Она перестала смеяться. Хотя более смешную карти­ну трудно себе представить: дождь, закрытая палатка, а перед ней мокрый, взъерошенный Артем, пытающийся объясниться в любви. И как назло, все нужные слова куда-то подевались.

— Что же ты мне говорил в шалаше?

— Я хочу на тебе жениться, — сказал он.

— А я совсем не хочу выходить замуж.

— Так уже заведено: рано или поздно женщина вы­ходит замуж, а мужчина женится...

— Ну и женись, а я тут при чем?

— Как это при чем? — опешил Артем. — Я на тебе хочу жениться!

— Какое унылое объяснение в любви... Как эта уны­лая погода.

— Ты уж извини, как-то вот не научился... — сказал Артем и передернул плечами: за шиворот скатилась хо­лодная струйка. — Наверное, опыта нет... Можно к тебе?

— Нет.

— Посторонним вход воспрещен, — усмехнулся Ар­тем. — Ничего не скажешь, строгая ты... девушка!

Она промолчала.

— Значит, не пустишь?
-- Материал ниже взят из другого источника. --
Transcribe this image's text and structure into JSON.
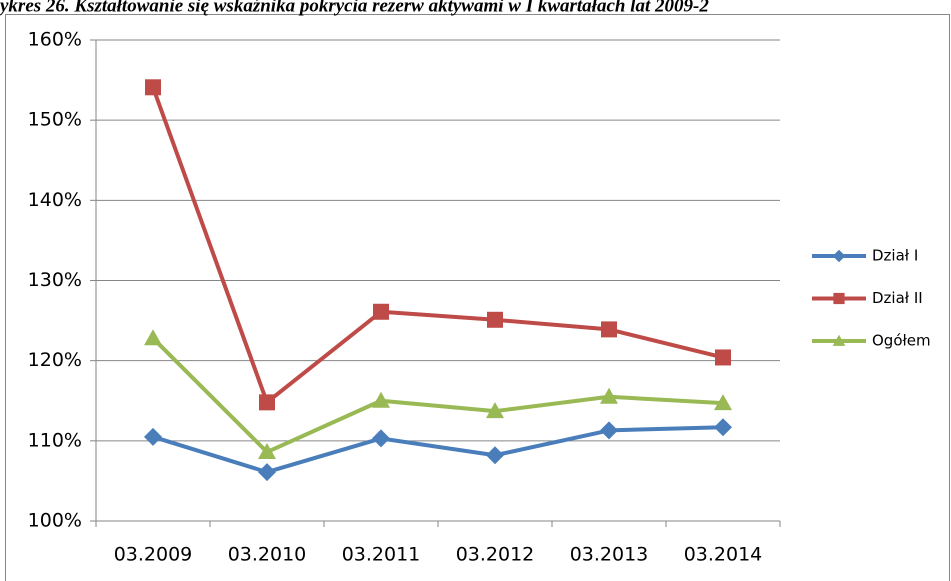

Я ведь под дождем стою.

— Иди в свой шалаш.

Артем слизнул с усов капли и подергал за белый шнур, натягивающий палатку.

— Это ведь нелепо, после того что у нас было, — сказал он. — И потом я действительно хочу на тебе же­ниться... К чему это глупое упорство?

— Ты, пожалуйста, больше не напоминай про то, что было... По-моему, это нехорошо — напоминать....

— Ну, что тебе еще надо, черт побери?! — рассвире­пел Артем. — Я тебя люблю, готов на тебе жениться хоть сейчас, а ты...

— Не кричи, — тихо сказала она. — Лучше сходи и поищи Киру... Куда бы это она могла запропаститься?

— При чем тут Кира? — завопил Артем. — Я чув­ствую, что становлюсь круглым идиотом, разговаривая с тобой...

Треснув кулаком по тонкому дереву, которое обрадо-ванно обрушило на него целый каскад дождевой воды, он нырнул в шалаш. Там было темно и холодно. Нащупав в рюкзаке бутылку, он налил в кружку водки и, пере­дернувшись, единым духом выпил. Долго сидел, глядя в светлый квадрат входа, потом встал во весь рост, при­подняв головой крышу шаткого шалаша. Тонкие жерди со стуком посыпались на землю. Разрушив свое нехит­рое жилище, он подошел к палатке и громко сказал:

— Вот что, Татьяна Васильевна, собирайся... Уезжа­ем отсюда к чертовой матери!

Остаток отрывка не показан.